Type: Fresh in brine
Verdict: Can be amazing for pizza, and you'll get those quintessential melty pools of mozzarella. However, you need to take the time to dry it out adequately, or else you'll be left with a cheese-watery pizza.
Next, you'll undoubtedly find fresh mozzarella in plastic tubs, suspended in a brine. It can come in a variety of shapes - one or two larger balls, down to the littlest ones known as ciliegine. Fresh mozzarella can be great for pizza, but it requires some prep work. If you take it straight out of the brine and put it on your pie to cook, you'll undoubtedly be left with puddles of cheese-water after cooking that can weaken your crust and muddle the sauce. The solution? Make sure you dry or drain fresh mozzarella for at least 15 minutes before using it on your pizza, and be sure to tear it into smaller pieces. It has a great fresh-milky flavor, but it needs that extra step of time and care to ensure your pizza retains its good structure and flavor! Visually, with fresh mozzarella, you'll get those melty pools of mozzarella (like in Giada's broccoli and sausage pizza, or meatball pizza) as opposed to an all-over coverage.

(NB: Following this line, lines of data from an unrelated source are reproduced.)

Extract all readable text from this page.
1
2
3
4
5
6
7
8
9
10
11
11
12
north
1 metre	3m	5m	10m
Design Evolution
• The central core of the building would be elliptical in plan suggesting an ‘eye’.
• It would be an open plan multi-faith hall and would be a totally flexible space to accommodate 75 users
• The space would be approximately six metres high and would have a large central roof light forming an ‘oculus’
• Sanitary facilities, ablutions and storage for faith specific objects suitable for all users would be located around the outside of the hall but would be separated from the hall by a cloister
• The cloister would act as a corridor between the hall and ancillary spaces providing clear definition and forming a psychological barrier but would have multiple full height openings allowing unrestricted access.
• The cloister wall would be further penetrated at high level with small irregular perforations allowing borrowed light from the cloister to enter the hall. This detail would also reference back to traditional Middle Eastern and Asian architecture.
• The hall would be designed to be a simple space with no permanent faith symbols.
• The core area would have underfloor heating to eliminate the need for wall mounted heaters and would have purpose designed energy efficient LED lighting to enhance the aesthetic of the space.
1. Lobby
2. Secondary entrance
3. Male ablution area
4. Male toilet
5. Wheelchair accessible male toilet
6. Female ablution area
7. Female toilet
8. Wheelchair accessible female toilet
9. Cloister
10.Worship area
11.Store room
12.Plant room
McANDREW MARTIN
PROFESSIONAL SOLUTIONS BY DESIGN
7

Verdict: So delicious, but don't cook it on the pizza. Bake your pizza fully, then add burrata once it's out of the oven.
You might even see burrata - a deliciously rich cheese made of a soft mozzarella shell with a center of fresh cream and curds. It's a magical and delicious thing that can be absolutely amazing on pizza - but here's the caveat, you don't cook it. Cooking burrata straight onto a dressed pizza crust sort of defeats the purpose of that lovely burrata texture, and since you paid extra for it, you should keep it at its best! Burrata is lovely when torn on top of a pizza that's piping hot and fresh out of the oven, so that it gently oozes over the pizza while retaining its creamy texture. Drizzle with some olive oil, sprinkle some pepper flakes and fennel pollen and you've got a great pie on your hands. We digress - is anyone else getting hungry over here?! (time to make Giada's famous pizza dough!)
Conclusion? While all mozzarella is not equal, you can get away with using just about any type on your pizza - just as long as you know how to use it first!